Sunday, October 23, 2011

To my little boy, with love from his mommy

Dear Jack,

Last night, you woke up crying at 12AM.  I looked over at your Daddy desperately hoping that he heard you and would get you, but he was snoring away.  I pulled the covers back, sat up, put my feet on the floor, and with a big sigh walked to your door.  I pushed it open.  I walked to your crib.  I looked down at you, my precious son.  When you heard me, you looked up at me with tears in your eyes.  "Mommy, hold me," they said.  And I could not resist you.

I picked you up and walked you to the rocking chair.  We sat down hoping for peace.  I held your small, yet heavy body, clothed in the cutest fire truck footed pajamas, close to my heart.  As a stroked your hair, I sang to you.  I sang songs that hadn't been in my head for years.  Songs that my mother sang to me.  Songs of peace and comfort.  Songs of joy and love.  Songs of Jesus.  Peace came.
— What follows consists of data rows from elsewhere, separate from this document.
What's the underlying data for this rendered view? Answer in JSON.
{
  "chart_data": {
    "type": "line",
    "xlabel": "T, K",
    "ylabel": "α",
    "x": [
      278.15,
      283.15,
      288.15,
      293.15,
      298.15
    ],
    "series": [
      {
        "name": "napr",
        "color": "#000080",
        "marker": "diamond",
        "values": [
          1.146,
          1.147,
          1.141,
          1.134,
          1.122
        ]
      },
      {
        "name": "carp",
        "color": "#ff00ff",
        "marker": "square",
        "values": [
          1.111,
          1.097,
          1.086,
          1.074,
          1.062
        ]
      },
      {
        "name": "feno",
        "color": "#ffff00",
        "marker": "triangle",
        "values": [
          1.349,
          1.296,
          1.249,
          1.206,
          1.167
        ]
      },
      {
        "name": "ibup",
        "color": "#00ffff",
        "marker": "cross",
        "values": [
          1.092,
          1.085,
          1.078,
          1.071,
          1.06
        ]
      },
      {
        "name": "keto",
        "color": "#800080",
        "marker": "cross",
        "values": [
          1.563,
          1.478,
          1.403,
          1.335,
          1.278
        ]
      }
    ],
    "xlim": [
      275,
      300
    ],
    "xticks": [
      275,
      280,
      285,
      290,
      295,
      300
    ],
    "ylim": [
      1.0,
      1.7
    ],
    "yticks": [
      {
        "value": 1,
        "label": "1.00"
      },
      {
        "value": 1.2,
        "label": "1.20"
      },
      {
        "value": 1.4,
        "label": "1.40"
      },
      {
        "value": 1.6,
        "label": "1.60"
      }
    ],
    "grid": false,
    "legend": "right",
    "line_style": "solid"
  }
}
You fell back asleep in approximately 2.3 seconds, yet I continued to rock you.  I could feel your heartbeat.  I could feel you inhale and exhale.  I looked at you, my precious boy.  I prayed for you.  In that moment, I cherished you in a unique way.  I thanked God that He brought you to me in His perfect timing; He picked you for me, little one.

That early, early morning I thought about what a privilege and joy you are.  You have taught me more in your first year of life than I ever thought possible.    You have taught me patience.  You have taught me sacrifice.  You have taught me selflessness.  You have have taught me what true love is.  You have taught me about our Father's love for us.

I didn't really want to put you back in your crib that night.  I felt as if I could hold you forever.  I wanted to hold that chubby hand as long as it would stay in mine.  I wanted to feel your little body nestled close against mine for all of eternity.  I love you sweet boy.  I always will.